Americans Live A Bit Longer – But The Health Care System Still Focuses On Treatment, Not On Prevention The US still lags behind much poorer countries like Greece when it comes to life expectancy

WASHINGTON – Life expectancy in the US reached a new high point: 78.8 years. This is good news. Longer lives, according to some analysts, could be attributed to healthier life styles. It would appear that some Americans eat better and exercise more. As a result, they live longer. Well, I hope so. But the truth, according to others, may be instead that people live longer simply because they get more medical treatment, mostly for totally preventable diseases.

US in context

Besides, if you look at this life expectancy high number in context, it is really not that great. Compared to other developed countries, America does not shine. Indeed, the US comes at number 42 in global life expectancy rankings. (CIA, World Factbook). Most interesting, America is behind Italy, Spain and Greece, three of the worst performing and now semi-impoverished European Union members. These are highly indebted countries, with horrendous unemployment and declining economies that must have caused cuts in health care spending. And yet their life expectancy is better than America.

High spending, modest outcomes

More broadly, let’s consider that the US spends about 18% of GDP on health care, an absurdly large amount, and by far the largest percentage among all rich countries. In fact, other rich countries at most spend around 9 or 10% of their national wealth on health.

So, while we should celebrate our improved numbers, if we look at the US in context, there is hardly anything to brag about.

The bottom line is that here in America the most expensive health care system in the world buys you a life expectancy below Greece, and only a little bit ahead of Portugal, another below average EU economy.


And the reason for this mediocre performance is largely because, as a Nation, we are not doing enough to embrace life styles that promote “wellness”. It may be indeed the case that at least some Americans now recognize the health value of a healthier diet and more exercise. And this is good.


But America has a long, long way to go. One in three Americans is either obese or overweight. Obesity related chronic diseases are among the leading causes of death. Which is to say that many illnesses that reduce quality of life and hasten death are caused by bad habits that can and should be dropped in favor of healthier ones.

Prevention can do wonders

And the experts know this. Here is a quote from a recent piece in Health Day News that addressed the correlation between medical care, life style choices, overall health and life expectancy:

“Dr. Suzanne Steinbaum, a preventive cardiologist at Lenox Hill Hospital in New York City, said these “major causes of death are lifestyle driven. We are doing a better job in prevention and treatment.”

And though people may be eating better and exercising and giving up smoking, a lot of the improvement in life expectancy results from better medical care for many of the chronic conditions, she said.

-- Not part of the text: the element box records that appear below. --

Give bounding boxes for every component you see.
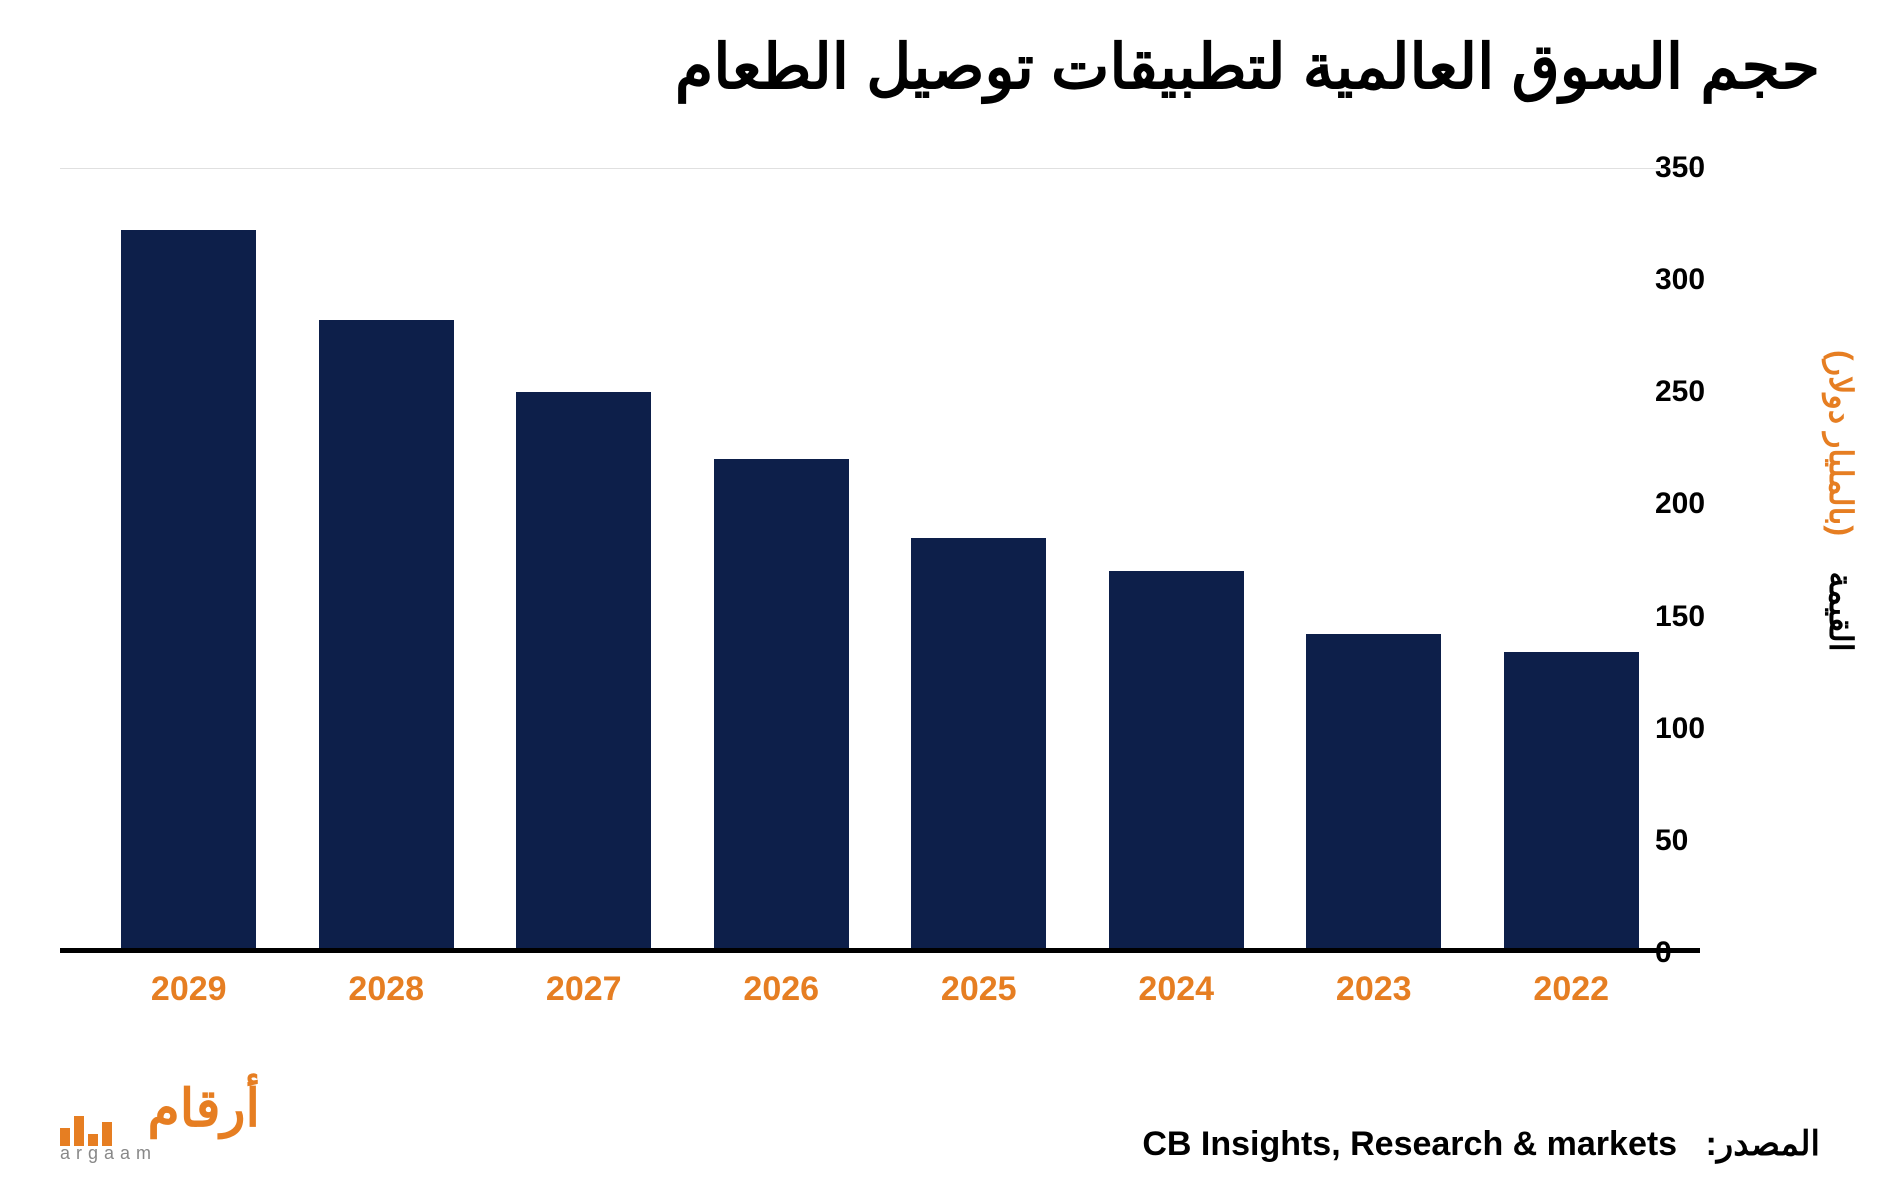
argaam-logo: أرقام argaam — [60, 1084, 260, 1164]
chart-title: حجم السوق العالمية لتطبيقات توصيل الطعام — [675, 30, 1820, 103]
y-axis-label-part1: القيمة — [1823, 572, 1859, 652]
y-axis-label-part2: (بالمليار دولار) — [1823, 350, 1859, 536]
y-axis-tick-label: 250 — [1655, 375, 1705, 409]
plot-area — [60, 168, 1700, 953]
x-axis-tick-label: 2028 — [319, 970, 454, 1009]
bars-group — [60, 168, 1700, 948]
source-text: CB Insights, Research & markets — [1142, 1125, 1677, 1163]
x-axis-tick-label: 2027 — [516, 970, 651, 1009]
x-axis-tick-label: 2026 — [714, 970, 849, 1009]
logo-bars-icon — [60, 1116, 112, 1146]
y-axis-tick-label: 0 — [1655, 936, 1672, 970]
bar — [516, 392, 651, 948]
x-axis-tick-label: 2024 — [1109, 970, 1244, 1009]
x-axis-tick-label: 2022 — [1504, 970, 1639, 1009]
y-axis-tick-label: 150 — [1655, 600, 1705, 634]
y-axis-label: القيمة (بالمليار دولار) — [1822, 350, 1860, 652]
logo-arabic-text: أرقام — [148, 1079, 260, 1139]
bar — [121, 230, 256, 948]
x-axis-tick-label: 2029 — [121, 970, 256, 1009]
bar — [319, 320, 454, 948]
x-axis-tick-label: 2025 — [911, 970, 1046, 1009]
bar — [714, 459, 849, 948]
x-axis-tick-label: 2023 — [1306, 970, 1441, 1009]
bar — [1306, 634, 1441, 948]
source-citation: المصدر: CB Insights, Research & markets — [1142, 1124, 1820, 1164]
bar — [1109, 571, 1244, 948]
y-axis-tick-label: 300 — [1655, 263, 1705, 297]
bar — [911, 538, 1046, 948]
y-axis-tick-label: 350 — [1655, 151, 1705, 185]
bar — [1504, 652, 1639, 948]
chart-container: حجم السوق العالمية لتطبيقات توصيل الطعام… — [0, 0, 1880, 1194]
y-axis-tick-label: 50 — [1655, 824, 1688, 858]
logo-english-text: argaam — [60, 1143, 157, 1164]
source-label: المصدر: — [1705, 1125, 1820, 1163]
y-axis-tick-label: 200 — [1655, 487, 1705, 521]
y-axis-tick-label: 100 — [1655, 712, 1705, 746]
x-axis-labels: 2029 2028 2027 2026 2025 2024 2023 2022 — [60, 970, 1700, 1009]
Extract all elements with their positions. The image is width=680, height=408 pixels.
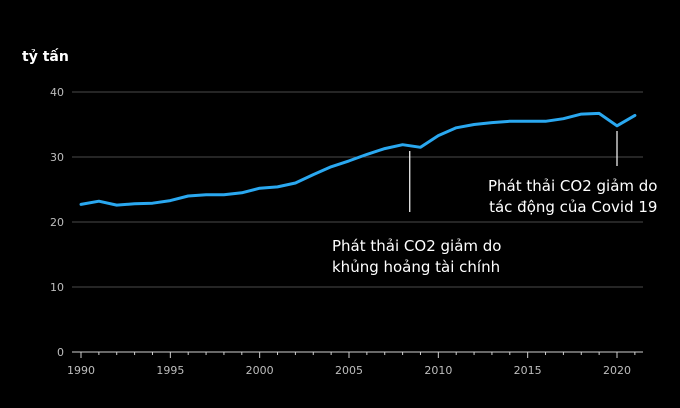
x-axis: 1990 1995 2000 2005 2010 2015 2020 (67, 351, 643, 377)
x-tick-label: 2000 (246, 364, 274, 377)
x-tick-label: 2010 (424, 364, 452, 377)
annotation-financial-crisis: Phát thải CO2 giảm do khủng hoảng tài ch… (332, 236, 501, 278)
y-tick-label: 40 (50, 86, 64, 99)
y-tick-label: 20 (50, 216, 64, 229)
annotation-line: Phát thải CO2 giảm do (488, 177, 658, 195)
annotation-line: Phát thải CO2 giảm do (332, 237, 502, 255)
annotation-line: khủng hoảng tài chính (332, 258, 501, 276)
x-tick-label: 2005 (335, 364, 363, 377)
annotation-line: tác động của Covid 19 (489, 198, 658, 216)
y-tick-label: 30 (50, 151, 64, 164)
series-line (79, 111, 637, 207)
y-tick-label: 0 (57, 346, 64, 359)
annotation-covid: Phát thải CO2 giảm do tác động của Covid… (488, 176, 657, 218)
x-tick-label: 1990 (67, 364, 95, 377)
y-axis-unit-label: tỷ tấn (22, 49, 69, 65)
x-tick-label: 2020 (603, 364, 631, 377)
series-lines (79, 111, 637, 207)
annotation-markers (409, 131, 618, 212)
x-tick-label: 2015 (514, 364, 542, 377)
y-tick-labels: 0 10 20 30 40 (50, 86, 64, 359)
y-tick-label: 10 (50, 281, 64, 294)
x-tick-label: 1995 (156, 364, 184, 377)
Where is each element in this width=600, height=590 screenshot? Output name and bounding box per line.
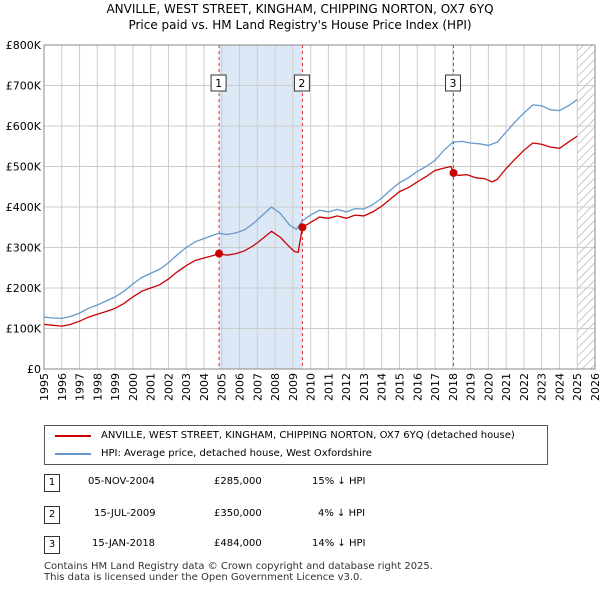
sale-date: 15-JAN-2018	[92, 538, 156, 549]
x-tick-label: 2004	[198, 373, 211, 401]
x-tick-label: 2005	[216, 373, 229, 401]
sale-date: 05-NOV-2004	[88, 476, 155, 487]
sale-price: £285,000	[214, 476, 262, 487]
x-tick-label: 2012	[340, 373, 353, 401]
x-tick-label: 2014	[376, 373, 389, 401]
sale-price: £350,000	[214, 508, 262, 519]
y-tick-label: £700K	[6, 80, 42, 93]
sale-label-box	[293, 74, 310, 92]
x-tick-label: 2009	[287, 373, 300, 401]
legend-label-hpi: HPI: Average price, detached house, West…	[101, 448, 372, 459]
legend-swatch-property	[55, 435, 91, 437]
x-tick-label: 2007	[251, 373, 264, 401]
sale-label-box	[210, 74, 227, 92]
sale-label: 2	[298, 77, 305, 90]
y-tick-label: £300K	[6, 242, 42, 255]
y-tick-label: £600K	[6, 120, 42, 133]
x-tick-label: 2017	[429, 373, 442, 401]
x-tick-label: 2000	[127, 373, 140, 401]
sale-price: £484,000	[214, 538, 262, 549]
sale-date: 15-JUL-2009	[94, 508, 156, 519]
legend: ANVILLE, WEST STREET, KINGHAM, CHIPPING …	[44, 425, 548, 465]
x-tick-label: 2023	[536, 373, 549, 401]
x-tick-label: 2024	[553, 373, 566, 401]
legend-swatch-hpi	[55, 453, 91, 455]
sale-label: 1	[215, 77, 222, 90]
x-tick-label: 1997	[74, 373, 87, 401]
y-tick-label: £0	[27, 363, 41, 376]
sale-point	[298, 223, 307, 232]
x-tick-label: 2003	[180, 373, 193, 401]
sale-label: 3	[450, 77, 457, 90]
y-tick-label: £200K	[6, 282, 42, 295]
y-tick-label: £100K	[6, 323, 42, 336]
x-tick-label: 2001	[145, 373, 158, 401]
sale-hpi-diff: 14% ↓ HPI	[312, 538, 366, 549]
x-tick-label: 2022	[518, 373, 531, 401]
x-tick-label: 2006	[234, 373, 247, 401]
x-tick-label: 2016	[411, 373, 424, 401]
chart-subtitle: Price paid vs. HM Land Registry's House …	[128, 18, 471, 32]
x-tick-label: 2026	[589, 373, 600, 401]
sale-hpi-diff: 15% ↓ HPI	[312, 476, 366, 487]
sale-number-badge: 3	[44, 536, 60, 554]
sale-number-badge: 1	[44, 474, 60, 492]
y-tick-label: £800K	[6, 39, 42, 52]
x-tick-label: 2015	[393, 373, 406, 401]
x-tick-label: 1995	[38, 373, 51, 401]
y-tick-label: £400K	[6, 201, 42, 214]
y-tick-label: £500K	[6, 161, 42, 174]
footer-license: This data is licensed under the Open Gov…	[44, 572, 363, 583]
x-tick-label: 2020	[482, 373, 495, 401]
x-tick-label: 1996	[56, 373, 69, 401]
x-tick-label: 2025	[571, 373, 584, 401]
x-tick-label: 1999	[109, 373, 122, 401]
plot-frame	[43, 44, 596, 370]
footer: Contains HM Land Registry data © Crown c…	[44, 561, 433, 583]
x-tick-label: 2018	[447, 373, 460, 401]
x-tick-label: 2019	[465, 373, 478, 401]
chart-title: ANVILLE, WEST STREET, KINGHAM, CHIPPING …	[106, 2, 493, 16]
sale-label-box	[445, 74, 462, 92]
x-tick-label: 1998	[91, 373, 104, 401]
sale-number-badge: 2	[44, 506, 60, 524]
x-tick-label: 2010	[305, 373, 318, 401]
legend-label-property: ANVILLE, WEST STREET, KINGHAM, CHIPPING …	[101, 430, 515, 441]
x-tick-label: 2013	[358, 373, 371, 401]
footer-copyright: Contains HM Land Registry data © Crown c…	[44, 561, 433, 572]
price-chart: ANVILLE, WEST STREET, KINGHAM, CHIPPING …	[6, 2, 600, 401]
x-tick-label: 2008	[269, 373, 282, 401]
hpi-line	[43, 99, 578, 320]
sale-point	[449, 168, 458, 177]
x-tick-label: 2011	[322, 373, 335, 401]
property-price-line	[43, 135, 578, 327]
x-tick-label: 2021	[500, 373, 513, 401]
sale-hpi-diff: 4% ↓ HPI	[318, 508, 366, 519]
x-tick-label: 2002	[162, 373, 175, 401]
sale-point	[215, 249, 224, 258]
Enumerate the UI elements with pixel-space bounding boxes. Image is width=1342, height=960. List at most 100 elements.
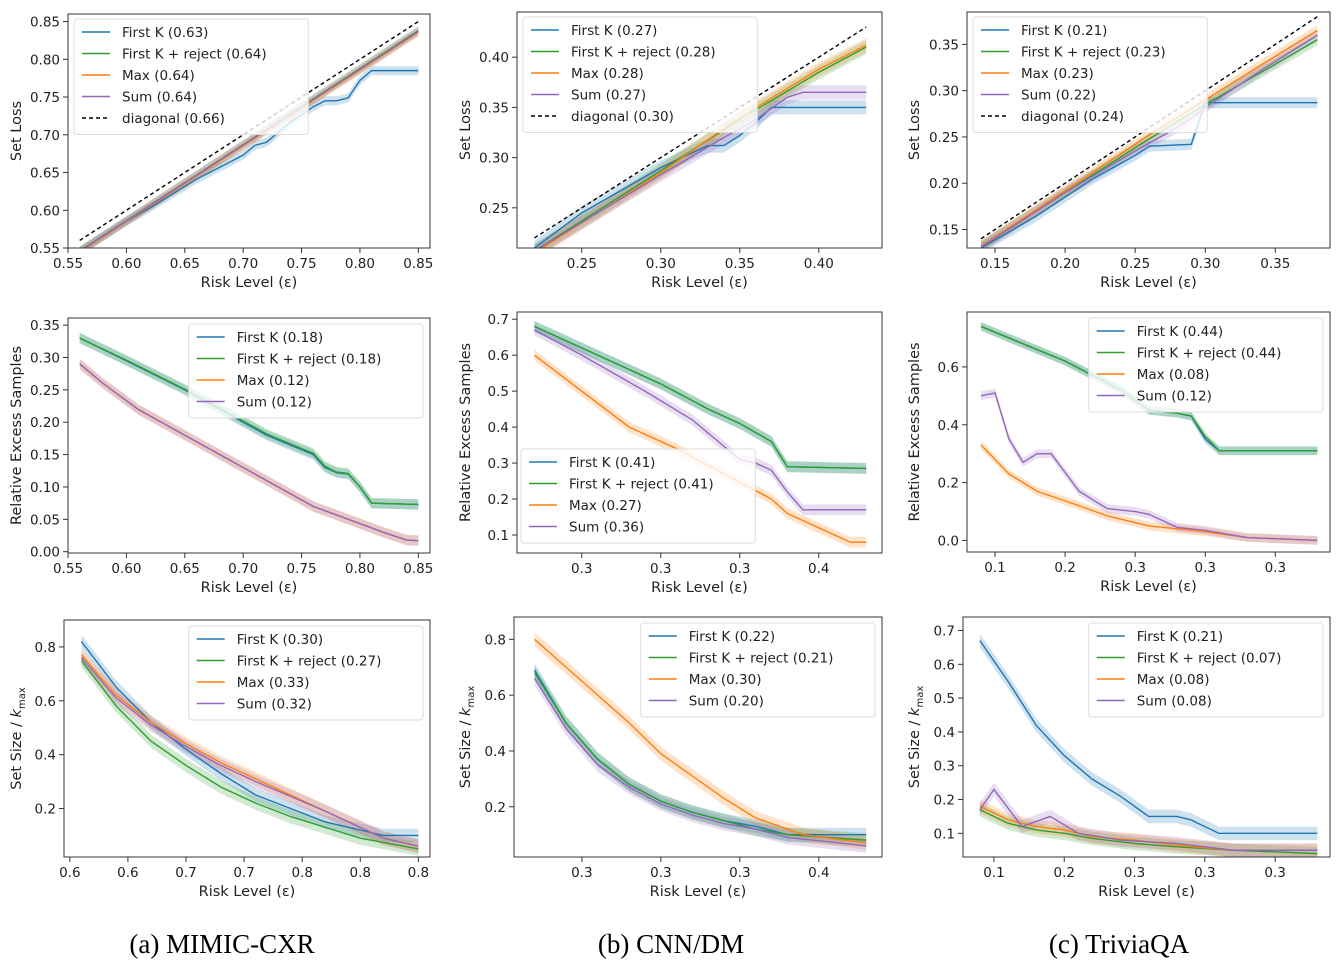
x-tick-label: 0.7 xyxy=(175,865,196,881)
y-tick-label: 0.4 xyxy=(938,418,959,434)
y-axis-label: Set Loss xyxy=(9,101,25,161)
legend-label: First K + reject (0.44) xyxy=(1137,346,1282,362)
legend-label: First K + reject (0.41) xyxy=(569,477,714,493)
axes-frame xyxy=(67,317,431,554)
series-line-first-k xyxy=(533,106,867,248)
x-tick-label: 0.6 xyxy=(117,865,138,881)
x-tick-label: 0.25 xyxy=(1120,256,1150,272)
y-tick-label: 0.3 xyxy=(488,456,509,472)
y-tick-label: 0.60 xyxy=(30,203,60,219)
y-tick-label: 0.3 xyxy=(934,759,955,775)
legend-label: Sum (0.36) xyxy=(569,520,644,536)
y-tick-label: 0.0 xyxy=(938,533,959,549)
legend-label: Sum (0.08) xyxy=(1137,694,1212,710)
y-axis-label: Relative Excess Samples xyxy=(9,346,25,525)
legend-label: First K (0.63) xyxy=(122,25,208,41)
legend-label: First K + reject (0.64) xyxy=(122,47,267,63)
y-axis-label: Set Size / kmax xyxy=(9,687,28,790)
legend-label: First K (0.18) xyxy=(237,330,323,346)
legend-label: Sum (0.32) xyxy=(237,697,312,713)
y-tick-label: 0.05 xyxy=(30,512,60,528)
y-tick-label: 0.1 xyxy=(488,528,509,544)
y-tick-label: 0.30 xyxy=(30,350,60,366)
legend-label: Max (0.33) xyxy=(237,675,310,691)
y-tick-label: 0.25 xyxy=(30,383,60,399)
x-tick-label: 0.40 xyxy=(804,256,834,272)
x-tick-label: 0.2 xyxy=(1053,865,1074,881)
legend-box xyxy=(1088,317,1324,413)
x-tick-label: 0.55 xyxy=(53,561,83,577)
subplot-8: 0.3 0.3 0.3 0.4 0.2 0.4 0.6 0.8 Risk Level (ε) Se… xyxy=(458,616,883,900)
y-tick-label: 0.8 xyxy=(35,640,56,656)
y-tick-label: 0.10 xyxy=(30,480,60,496)
x-tick-label: 0.1 xyxy=(984,560,1005,576)
confidence-band xyxy=(79,332,419,510)
y-tick-label: 0.6 xyxy=(485,688,506,704)
confidence-band xyxy=(79,332,419,510)
caption-c: (c) TriviaQA xyxy=(1049,929,1190,959)
series-line-sum xyxy=(979,788,1318,851)
plot-area xyxy=(80,634,419,856)
y-tick-label: 0.20 xyxy=(30,415,60,431)
x-tick-label: 0.3 xyxy=(1124,865,1145,881)
y-tick-label: 0.6 xyxy=(934,657,955,673)
confidence-band xyxy=(981,97,1318,248)
confidence-band xyxy=(79,27,419,248)
legend: First K (0.30) First K + reject (0.27) Max… xyxy=(188,625,424,721)
x-tick-label: 0.3 xyxy=(729,865,750,881)
y-tick-label: 0.40 xyxy=(479,50,509,66)
confidence-band xyxy=(981,440,1318,545)
x-tick-label: 0.8 xyxy=(350,865,371,881)
x-tick-label: 0.15 xyxy=(980,256,1010,272)
legend-label: Max (0.08) xyxy=(1137,367,1210,383)
k-symbol: k xyxy=(9,708,25,717)
legend-label: First K + reject (0.18) xyxy=(237,352,382,368)
x-tick-label: 0.60 xyxy=(111,256,141,272)
legend-label: First K + reject (0.23) xyxy=(1021,45,1166,61)
x-tick-label: 0.65 xyxy=(170,256,200,272)
x-tick-label: 0.3 xyxy=(729,561,750,577)
x-tick-label: 0.70 xyxy=(228,256,258,272)
x-tick-label: 0.8 xyxy=(408,865,429,881)
y-axis-label: Relative Excess Samples xyxy=(458,343,474,522)
legend-label: Sum (0.12) xyxy=(1137,389,1212,405)
y-tick-label: 0.15 xyxy=(30,448,60,464)
confidence-band xyxy=(534,85,867,248)
y-tick-label: 0.4 xyxy=(934,725,955,741)
y-tick-label: 0.35 xyxy=(30,318,60,334)
legend-label: First K (0.41) xyxy=(569,455,655,471)
x-tick-label: 0.6 xyxy=(59,865,80,881)
series-line-first-k-reject xyxy=(79,337,419,506)
subplot-6: 0.1 0.2 0.3 0.3 0.3 0.0 0.2 0.4 0.6 Risk Level (ε… xyxy=(907,311,1331,595)
y-axis-label: Relative Excess Samples xyxy=(907,342,923,521)
plot-area xyxy=(979,633,1318,857)
y-axis-label: Set Loss xyxy=(907,100,923,160)
series-line-sum xyxy=(80,657,419,847)
subplot-5: 0.3 0.3 0.3 0.4 0.1 0.2 0.3 0.4 0.5 0.6 0.7 Risk Le… xyxy=(458,311,883,596)
subplot-2: 0.25 0.30 0.35 0.40 0.25 0.30 0.35 0.40 Risk Lev… xyxy=(458,11,883,291)
x-tick-label: 0.30 xyxy=(646,256,676,272)
legend-label: First K (0.30) xyxy=(237,632,323,648)
k-symbol: k xyxy=(907,707,923,716)
legend-box xyxy=(640,622,876,718)
series-line-diagonal xyxy=(79,20,419,242)
legend-label: First K (0.21) xyxy=(1137,629,1223,645)
legend-label: First K + reject (0.21) xyxy=(689,651,834,667)
series-line-sum xyxy=(980,392,1318,542)
legend-label: Sum (0.12) xyxy=(237,395,312,411)
y-tick-label: 0.25 xyxy=(929,130,959,146)
legend-label: Max (0.23) xyxy=(1021,66,1094,82)
legend: First K (0.21) First K + reject (0.23) Max… xyxy=(972,16,1208,133)
axes-frame xyxy=(966,11,1331,249)
legend-box xyxy=(73,18,309,135)
subplot-7: 0.6 0.6 0.7 0.7 0.8 0.8 0.8 0.2 0.4 0.6 0.8 Risk Le… xyxy=(9,619,431,900)
x-tick-label: 0.3 xyxy=(650,561,671,577)
y-tick-label: 0.25 xyxy=(479,201,509,217)
series-line-first-k xyxy=(979,640,1318,835)
x-axis-label: Risk Level (ε) xyxy=(201,580,298,596)
series-line-first-k-reject xyxy=(533,672,867,841)
caption-a: (a) MIMIC-CXR xyxy=(129,929,314,959)
legend-label: First K + reject (0.07) xyxy=(1137,651,1282,667)
subplot-4: 0.55 0.60 0.65 0.70 0.75 0.80 0.85 0.00 0.05 0.10… xyxy=(9,317,433,596)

Preventing illness, by lowering blood pressure and cholesterol and quitting smoking, have gone a long way in preventing heart disease and stroke. In addition, screening has reduced deaths from breast, colon and other cancers.”

“The most common causes of death are due to how you choose to live,” Steinbaum said. “If we can get how we eat and how we exercise under control, we can prevent many major causes of death,” she said. [Bold added]

“We can stop being a treatment-oriented country, and become a prevention-oriented country and extend life tremendously,” Steinbaum said. [Bold added]

Drop the bad habits

So, here is the real picture. More Americans are getting better treatments for cardiovascular and other diseases, plus more screenings that catch cancers at the early stages. Improved health care helped to reduce mortality. Hence our higher life expectancy numbers. But there is a better way that will get you much better results.

Indeed, as Dr. Steinbaum says, dropping the bad habits that shorten our lives, (unhealthy food, lack of exercise), would make a real difference. Healthier people live longer.

Right now people live a bit longer mostly because they get more and possibly better treatment. But the irony is that most of the diseases that are cured more effectively are preventable. Indeed, type two diabetes and many cardiovascular illnesses come along as a result of bad diet and lack of exercise. Which is to say that we focus our resources on the wrong target: cure, instead of prevention.

The game changer

Therefore, the real game changer would be for millions of not so healthy Americans to fully embrace wellness goals, this way helping America to become a “prevention-oriented country“. This is a much better way to “extend life tremendously“.

And, by the way, this is not extremely complicated. In many cases, eating more fruits and vegetables and walking at least 30 minutes a day could make the difference between a premature death and a more enjoyable, longer life.

As we can see by looking at other countries, longer lives are not the result of pouring more and more money into heath care aimed at treating preventable diseases. The real trick is to prevent illnesses by adopting the good habits that help you stay healthy.